Wofür man Marshall Jon Fisher bewundern muss, ist die Komposition seines mehr als 400 Seiten starken Buches, dessen Handlung um ein einziges Tennisspiel montiert ist, das kaum mehr als eine Stunde gedauert hat. Immer wieder kommt er auf dieses Spiel zurück, und immer wieder taucht er ein in ein anderes notwendiges Thema.
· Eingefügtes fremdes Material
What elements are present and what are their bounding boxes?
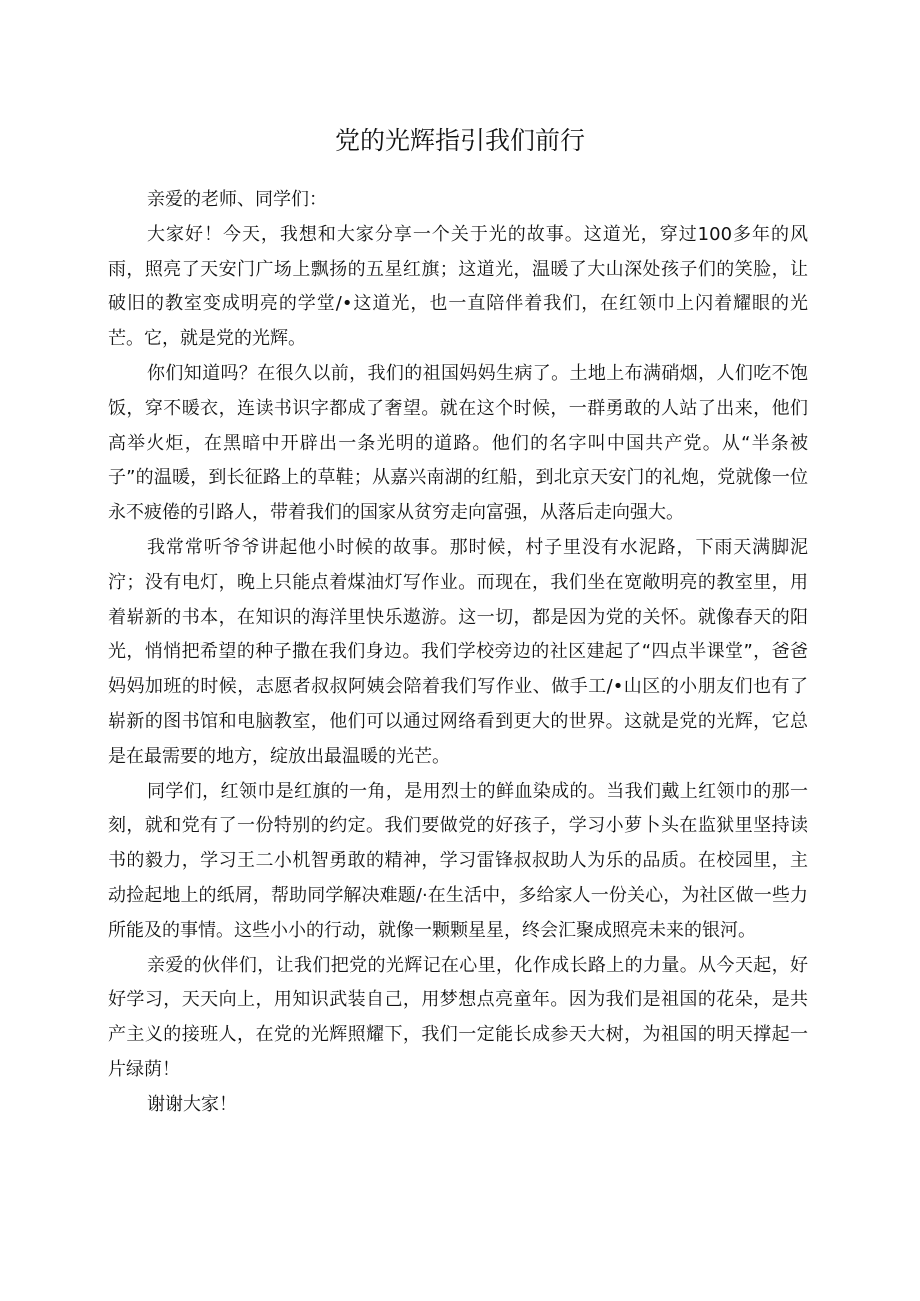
speech-body xyxy=(108,183,808,1123)
paragraph-red-scarf: 同学们，红领巾是红旗的一角，是用烈士的鲜血染成的。当我们戴上红领巾的那一刻，就和党有了一份特别的约定。我们要做党的好孩子，学习小萝卜头在监狱里坚持读书的毅力，学习王二小机智勇敢的精神，学习雷锋叔叔助人为乐的品质。在校园里，主动捡起地上的纸屑，帮助同学解决难题/·在生活中，多给家人一份关心，为社区做一些力所能及的事情。这些小小的行动，就像一颗颗星星，终会汇聚成照亮未来的银河。 xyxy=(108,780,808,941)
closing: 谢谢大家！ xyxy=(147,1093,237,1115)
paragraph-greeting: 大家好！今天，我想和大家分享一个关于光的故事。这道光，穿过100多年的风雨，照亮了天安门广场上飘扬的五星红旗；这道光，温暖了大山深处孩子们的笑脸，让破旧的教室变成明亮的学堂/•这道光，也一直陪伴着我们，在红领巾上闪着耀眼的光芒。它，就是党的光辉。 xyxy=(108,223,808,350)
paragraph-call-to-action: 亲爱的伙伴们，让我们把党的光辉记在心里，化作成长路上的力量。从今天起，好好学习，天天向上，用知识武装自己，用梦想点亮童年。因为我们是祖国的花朵，是共产主义的接班人，在党的光辉照耀下，我们一定能长成参天大树，为祖国的明天撑起一片绿荫！ xyxy=(108,954,808,1080)
salutation: 亲爱的老师、同学们： xyxy=(147,189,327,210)
paragraph-history: 你们知道吗？在很久以前，我们的祖国妈妈生病了。土地上布满硝烟，人们吃不饱饭，穿不暖衣，连读书识字都成了奢望。就在这个时候，一群勇敢的人站了出来，他们高举火炬，在黑暗中开辟出一条光明的道路。他们的名字叫中国共产党。从“半条被子”的温暖，到长征路上的草鞋；从嘉兴南湖的红船，到北京天安门的礼炮，党就像一位永不疲倦的引路人，带着我们的国家从贫穷走向富强，从落后走向强大。 xyxy=(108,362,808,524)
paragraph-grandfather-story: 我常常听爷爷讲起他小时候的故事。那时候，村子里没有水泥路，下雨天满脚泥泞；没有电灯，晚上只能点着煤油灯写作业。而现在，我们坐在宽敞明亮的教室里，用着崭新的书本，在知识的海洋里快乐遨游。这一切，都是因为党的关怀。就像春天的阳光，悄悄把希望的种子撒在我们身边。我们学校旁边的社区建起了“四点半课堂”，爸爸妈妈加班的时候，志愿者叔叔阿姨会陪着我们写作业、做手工/•山区的小朋友们也有了崭新的图书馆和电脑教室，他们可以通过网络看到更大的世界。这就是党的光辉，它总是在最需要的地方，绽放出最温暖的光芒。 xyxy=(108,536,808,767)
document-title: 党的光辉指引我们前行 xyxy=(334,126,585,155)
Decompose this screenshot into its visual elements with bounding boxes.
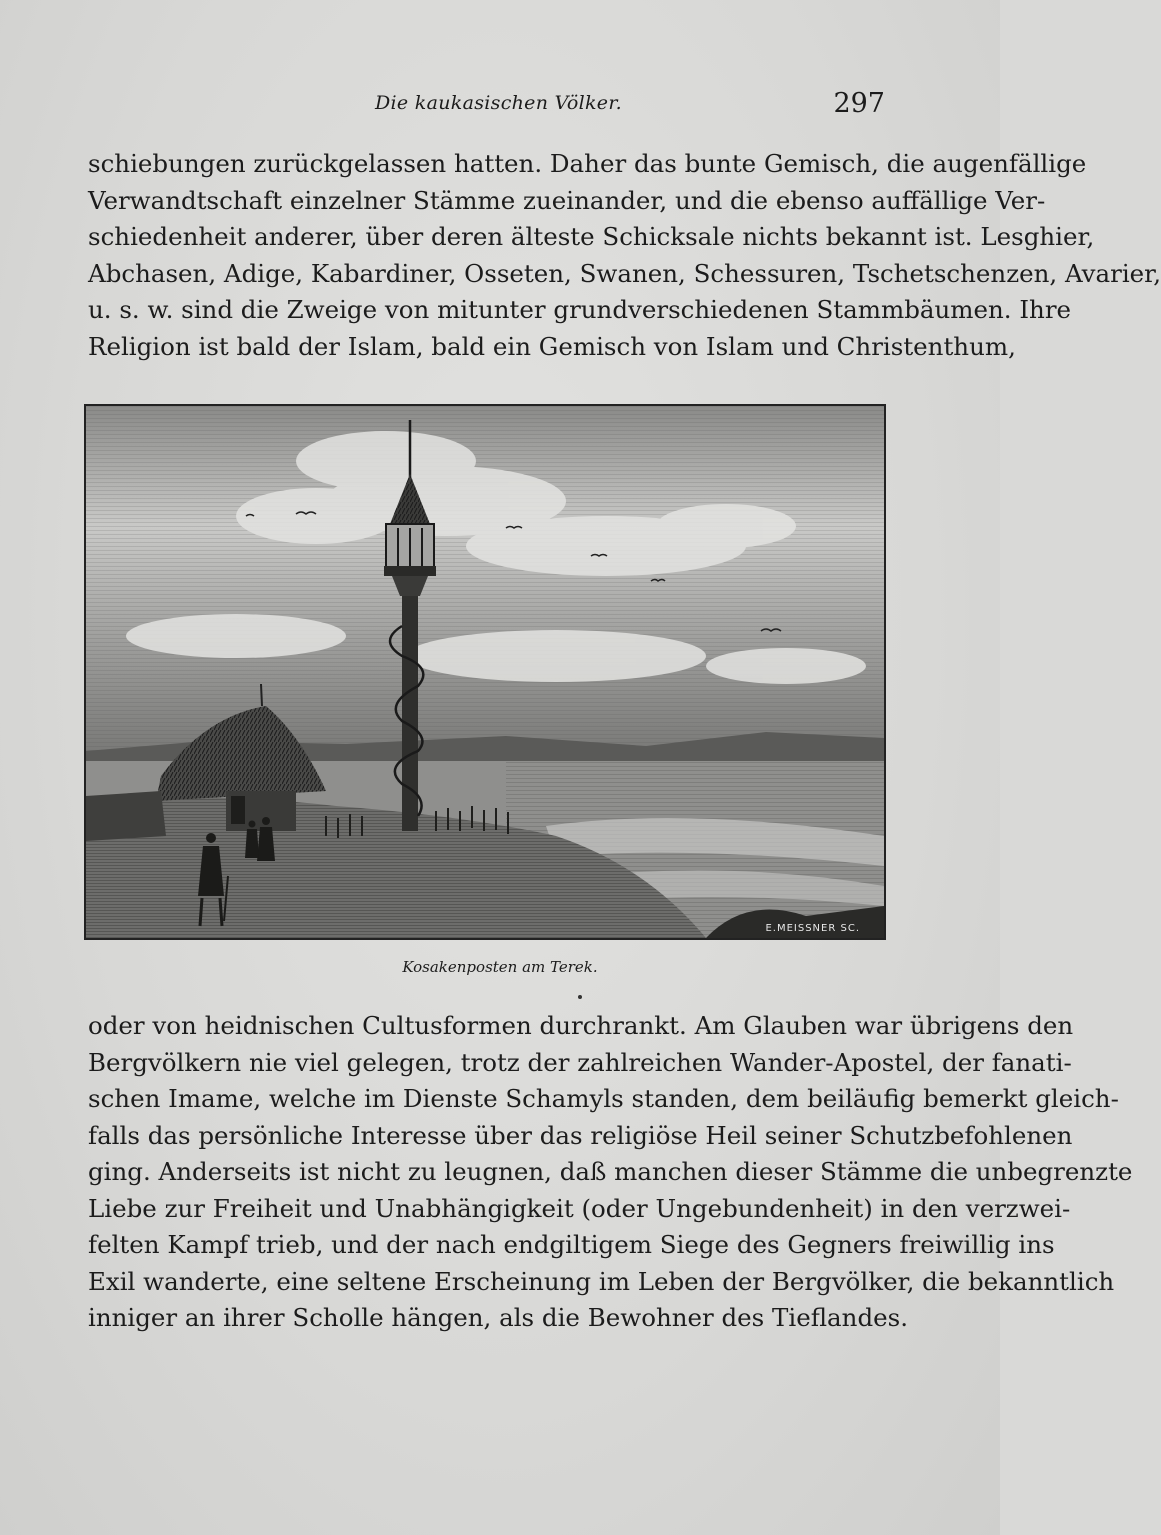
text-line: Liebe zur Freiheit und Unabhängigkeit (oder Ungebundenheit) in den verzwei- [88,1193,1071,1223]
engraving-cossack-post [84,404,886,940]
page-number: 297 [833,88,885,119]
body-text-top [88,146,1161,365]
text-line: schen Imame, welche im Dienste Schamyls standen, dem beiläufig bemerkt gleich- [88,1084,1119,1113]
text-line: inniger an ihrer Scholle hängen, als die Bewohner des Tieflandes. [88,1303,908,1332]
text-line: felten Kampf trieb, und der nach endgiltigem Siege des Gegners freiwillig ins [88,1230,1055,1259]
engraver-signature: E.MEISSNER SC. [765,923,860,934]
figure-caption: Kosakenposten am Terek. [402,958,598,976]
text-line: oder von heidnischen Cultusformen durchrankt. Am Glauben war übrigens den [88,1011,1074,1040]
text-line: Verwandtschaft einzelner Stämme zueinander, und die ebenso auffällige Ver- [88,185,1046,215]
page-header [85,88,885,128]
text-line: Exil wanderte, eine seltene Erscheinung im Leben der Bergvölker, die bekanntlich [88,1266,1115,1296]
body-text-bottom [88,1008,1133,1337]
text-line: Abchasen, Adige, Kabardiner, Osseten, Swanen, Schessuren, Tschetschenzen, Avarier, [88,258,1161,288]
text-line: Bergvölkern nie viel gelegen, trotz der zahlreichen Wander-Apostel, der fanati- [88,1047,1072,1077]
print-speck [578,995,582,999]
text-line: schiebungen zurückgelassen hatten. Daher das bunte Gemisch, die augenfällige [88,149,1087,178]
text-line: schiedenheit anderer, über deren älteste Schicksale nichts bekannt ist. Lesghier, [88,222,1095,251]
running-title: Die kaukasischen Völker. [375,92,622,114]
text-line: ging. Anderseits ist nicht zu leugnen, daß manchen dieser Stämme die unbegrenzte [88,1157,1133,1186]
text-line: falls das persönliche Interesse über das religiöse Heil seiner Schutzbefohlenen [88,1120,1073,1150]
text-line: Religion ist bald der Islam, bald ein Gemisch von Islam und Christenthum, [88,331,1016,361]
text-line: u. s. w. sind die Zweige von mitunter grundverschiedenen Stammbäumen. Ihre [88,295,1072,324]
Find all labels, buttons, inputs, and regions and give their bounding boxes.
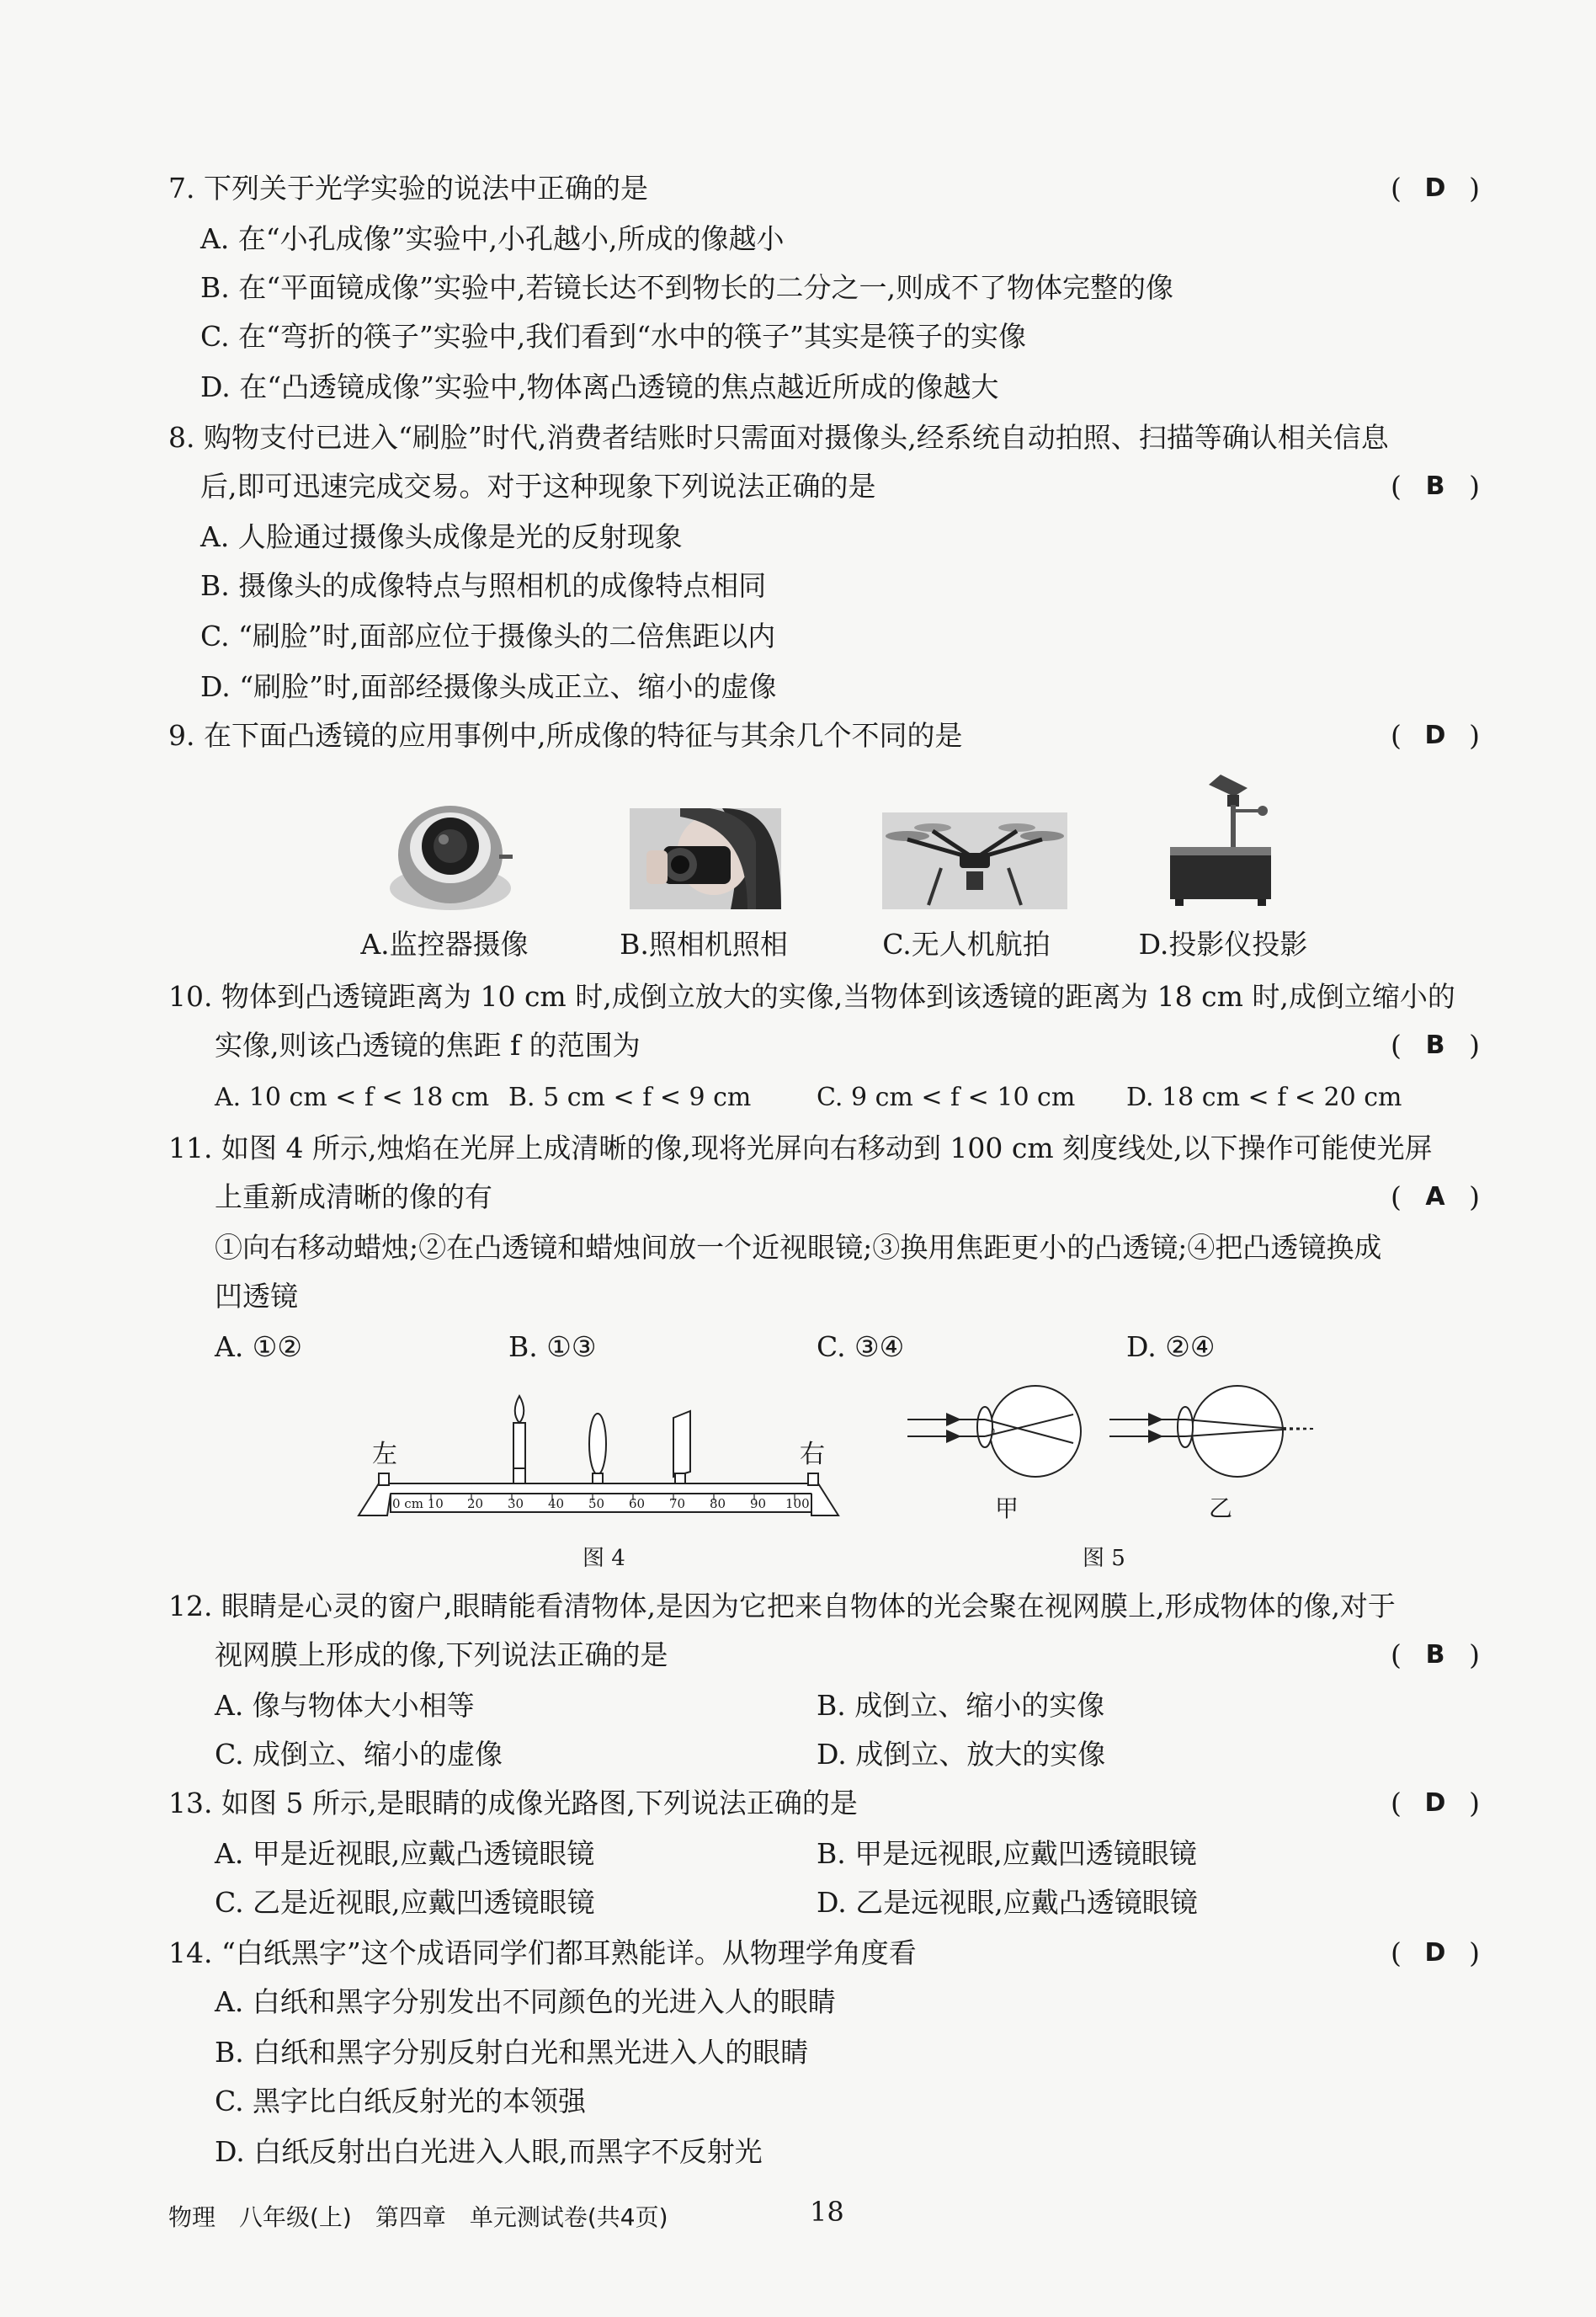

Die Tennishelden jener Zeit werden mit ausführlichen Biografien vorgestellt, ja sogar die Sportreporter haben nicht nur Namen, sondern auch Geschichten.

Wir lesen die Beschreibungen vieler Tennisspiele, und sie werden nicht langweilig. Im Gegenteil, Marshall Fishers Buch beruht auf einer ungeheueren Fleißarbeit - seine Quellen sind Bücher, Tondokumente, Hunderte von Zeitungsartikeln und Interviews mit Überlebenden aus der Zeit. Und dann ist man verblüfft, wie dramatisch, farbig und visuell die Kollegen der damaligen Zeit Spiele schildern konnten, die die meisten Menschen nie sehen würden.

Ein Lexikon der Tennisfachausdrücke als Anhang fehlt dem Buch, denn es ist eine hoch spannende Lektüre nicht nur für Tennisfans.